The rivalry is so deep his Xavier guys didn't think he'd be able to do it, so he got himself a Xavier hoodie and wears it to show them his solidarity. He joked as he shrugged it on the first time that it was burning him. But his athletes are doing well, and he's enjoying coaching more than he knew he would. It helps that he's fit enough to demonstrate what he's trying to teach them. He told us how he "smoked them" in a 60 meters hurdles race last week, all because he had better form. He says it was a breakthrough moment. They'd all reached the first hurdle at approximately the same time but my son snapped his leg down coming over it while the other guys sailed high, and that was what he was trying to teach them, how many seconds they lost going over the hurdle too high, and they got it, even though this was something my son didn't master himself until college. I think he might be a very good coach, but he still feels the call of emergency medicine. Soon enough he'll be certified and looking for an EMT job to supplement his coaching job. My boy is a grown up.



6 comments:

  1. And as I just wrote this morning - we never, ever know where life is going to take us. Our plans make way for reality.
    I love your babies. Even though they are grown up, I can say that. I love your babies.

    ReplyDelete
  2. Awww, love the fact that he fell asleep after a head rub. Just love it.

    ReplyDelete
  3. Next time around, if there is one, I want to be born into your family. You are the BEST! Much love to you all, fingers crossed for Niece and her Momma. I wish you all the best.

    ReplyDelete
  4. Yes. Your babies are grown up but god, so gorgeous and whole.

    ReplyDelete
  5. I totally get the head rub. Dave rubs my head all the time. It's so relaxing!

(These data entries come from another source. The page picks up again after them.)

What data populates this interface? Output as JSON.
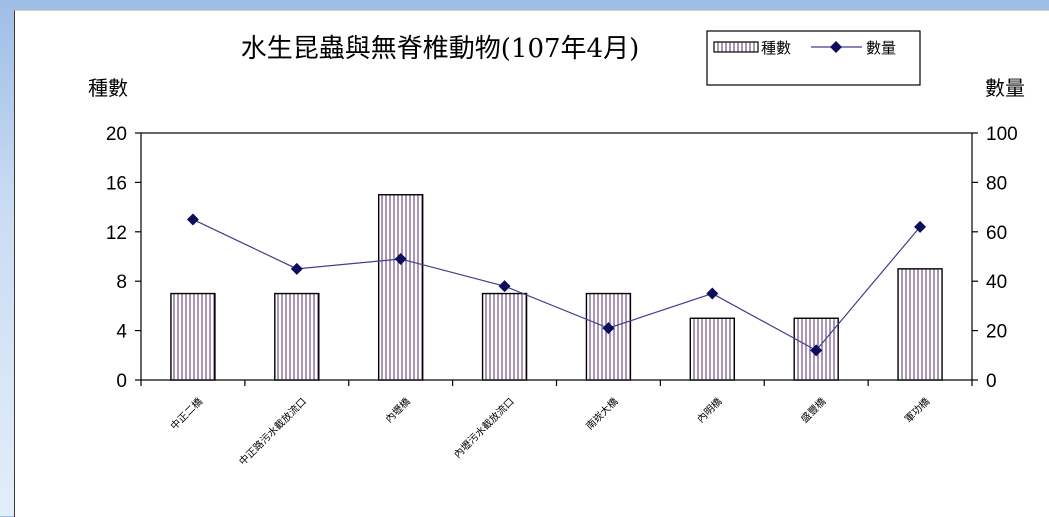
{
  "chart_data": {
    "type": "bar+line",
    "title": "水生昆蟲與無脊椎動物(107年4月)",
    "categories": [
      "中正二橋",
      "中正路污水截放流口",
      "內壢橋",
      "內壢污水截放流口",
      "南崁大橋",
      "內明橋",
      "盛豐橋",
      "軍功橋"
    ],
    "series": [
      {
        "name": "種數",
        "type": "bar",
        "axis": "left",
        "values": [
          7,
          7,
          15,
          7,
          7,
          5,
          5,
          9
        ]
      },
      {
        "name": "數量",
        "type": "line",
        "axis": "right",
        "values": [
          65,
          45,
          49,
          38,
          21,
          35,
          12,
          62
        ]
      }
    ],
    "ylabel_left": "種數",
    "ylabel_right": "數量",
    "ylim_left": [
      0,
      20
    ],
    "ylim_right": [
      0,
      100
    ],
    "yticks_left": [
      "0",
      "4",
      "8",
      "12",
      "16",
      "20"
    ],
    "yticks_right": [
      "0",
      "20",
      "40",
      "60",
      "80",
      "100"
    ],
    "legend_position": "top-right",
    "grid": false,
    "colors": {
      "bar_stroke": "#000000",
      "bar_hatch": "#5a2d6e",
      "line": "#3f3f8c",
      "marker": "#0d0d5e"
    }
  }
}
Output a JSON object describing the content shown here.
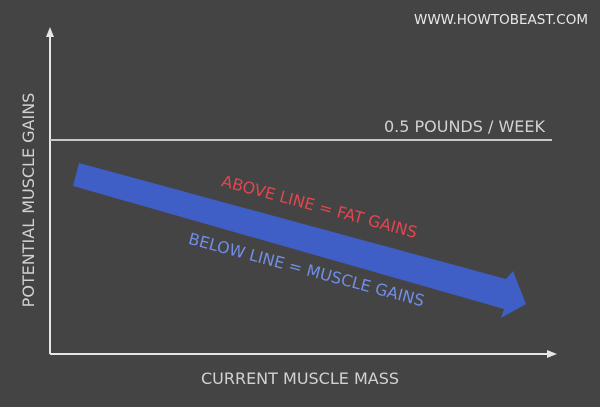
{
  "watermark": "WWW.HOWTOBEAST.COM",
  "axes": {
    "x_label": "CURRENT MUSCLE MASS",
    "y_label": "POTENTIAL MUSCLE GAINS"
  },
  "reference_line": {
    "label": "0.5 POUNDS / WEEK"
  },
  "annotations": {
    "above": "ABOVE LINE = FAT GAINS",
    "below": "BELOW LINE = MUSCLE GAINS"
  },
  "colors": {
    "background": "#444444",
    "axis": "#e6e6e6",
    "reference_line": "#c8c8c8",
    "text": "#d2d2d2",
    "arrow": "#3f5ec6",
    "above_text": "#e2464f",
    "below_text": "#6f8ee6"
  }
}
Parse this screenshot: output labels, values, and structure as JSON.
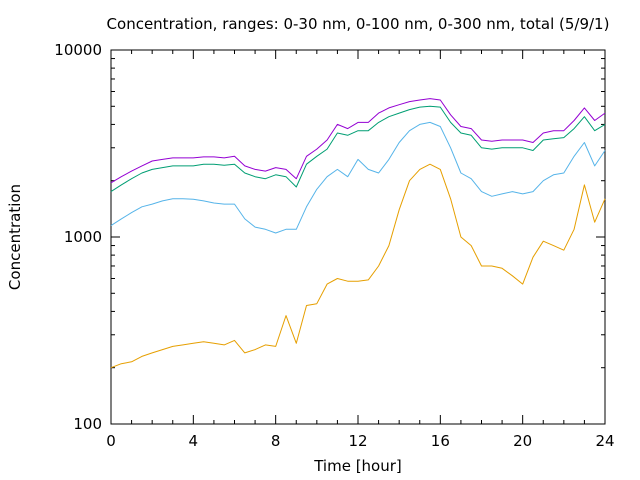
{
  "chart_data": {
    "type": "line",
    "title": "Concentration, ranges: 0-30 nm, 0-100 nm, 0-300 nm, total (5/9/1)",
    "xlabel": "Time [hour]",
    "ylabel": "Concentration",
    "xlim": [
      0,
      24
    ],
    "ylim": [
      100,
      10000
    ],
    "yscale": "log",
    "x_ticks": [
      0,
      4,
      8,
      12,
      16,
      20,
      24
    ],
    "x_tick_labels": [
      "0",
      "4",
      "8",
      "12",
      "16",
      "20",
      "24"
    ],
    "y_ticks": [
      100,
      1000,
      10000
    ],
    "y_tick_labels": [
      "100",
      "1000",
      "10000"
    ],
    "x": [
      0,
      0.5,
      1,
      1.5,
      2,
      2.5,
      3,
      3.5,
      4,
      4.5,
      5,
      5.5,
      6,
      6.5,
      7,
      7.5,
      8,
      8.5,
      9,
      9.5,
      10,
      10.5,
      11,
      11.5,
      12,
      12.5,
      13,
      13.5,
      14,
      14.5,
      15,
      15.5,
      16,
      16.5,
      17,
      17.5,
      18,
      18.5,
      19,
      19.5,
      20,
      20.5,
      21,
      21.5,
      22,
      22.5,
      23,
      23.5,
      24
    ],
    "series": [
      {
        "color": "#e69f00",
        "values": [
          200,
          210,
          215,
          230,
          240,
          250,
          260,
          265,
          270,
          275,
          270,
          265,
          280,
          240,
          250,
          265,
          260,
          380,
          270,
          430,
          440,
          560,
          600,
          580,
          580,
          590,
          700,
          900,
          1400,
          2000,
          2300,
          2450,
          2300,
          1600,
          1000,
          900,
          700,
          700,
          680,
          620,
          560,
          780,
          950,
          900,
          850,
          1100,
          1900,
          1200,
          1600
        ]
      },
      {
        "color": "#56b4e9",
        "values": [
          1150,
          1250,
          1350,
          1450,
          1500,
          1560,
          1600,
          1600,
          1590,
          1560,
          1520,
          1500,
          1500,
          1250,
          1130,
          1100,
          1050,
          1100,
          1100,
          1450,
          1800,
          2100,
          2300,
          2100,
          2600,
          2300,
          2200,
          2600,
          3200,
          3700,
          4000,
          4100,
          3900,
          3000,
          2200,
          2050,
          1750,
          1650,
          1700,
          1750,
          1700,
          1750,
          2000,
          2150,
          2200,
          2700,
          3200,
          2400,
          2900
        ]
      },
      {
        "color": "#009e73",
        "values": [
          1750,
          1900,
          2050,
          2200,
          2300,
          2350,
          2400,
          2400,
          2400,
          2450,
          2450,
          2420,
          2450,
          2200,
          2100,
          2050,
          2150,
          2100,
          1850,
          2450,
          2700,
          2950,
          3600,
          3500,
          3700,
          3700,
          4100,
          4400,
          4600,
          4800,
          4950,
          5000,
          4950,
          4100,
          3600,
          3500,
          3000,
          2950,
          3000,
          3000,
          3000,
          2900,
          3300,
          3350,
          3400,
          3800,
          4400,
          3700,
          4000
        ]
      },
      {
        "color": "#9400d3",
        "values": [
          1950,
          2100,
          2250,
          2400,
          2550,
          2600,
          2650,
          2650,
          2650,
          2680,
          2680,
          2650,
          2700,
          2400,
          2300,
          2250,
          2350,
          2300,
          2050,
          2700,
          2950,
          3300,
          4000,
          3800,
          4100,
          4100,
          4600,
          4900,
          5100,
          5300,
          5400,
          5500,
          5400,
          4500,
          3900,
          3800,
          3300,
          3250,
          3300,
          3300,
          3300,
          3200,
          3600,
          3700,
          3700,
          4200,
          4900,
          4200,
          4600
        ]
      }
    ]
  }
}
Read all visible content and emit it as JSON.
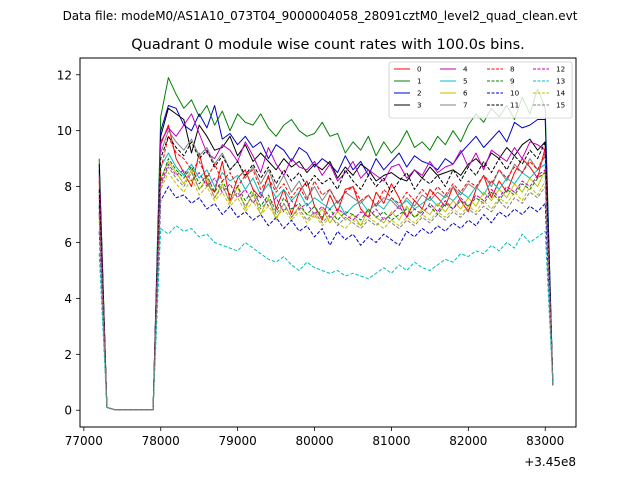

    Your kids seem so responsible. I am impressed!

    ReplyDelete
  6. Your babies are good and grown, and I love the photos you caught of them. With my son it's back scratches, but the results are the same. Mine, like yours, continues to surprise me with his ability to balance fun and responsibility. They are so quickly becoming their own amazing people, our children. I may second guess a lot of my choices, but looking at my kids, I know I've done somethings good and right. So have you.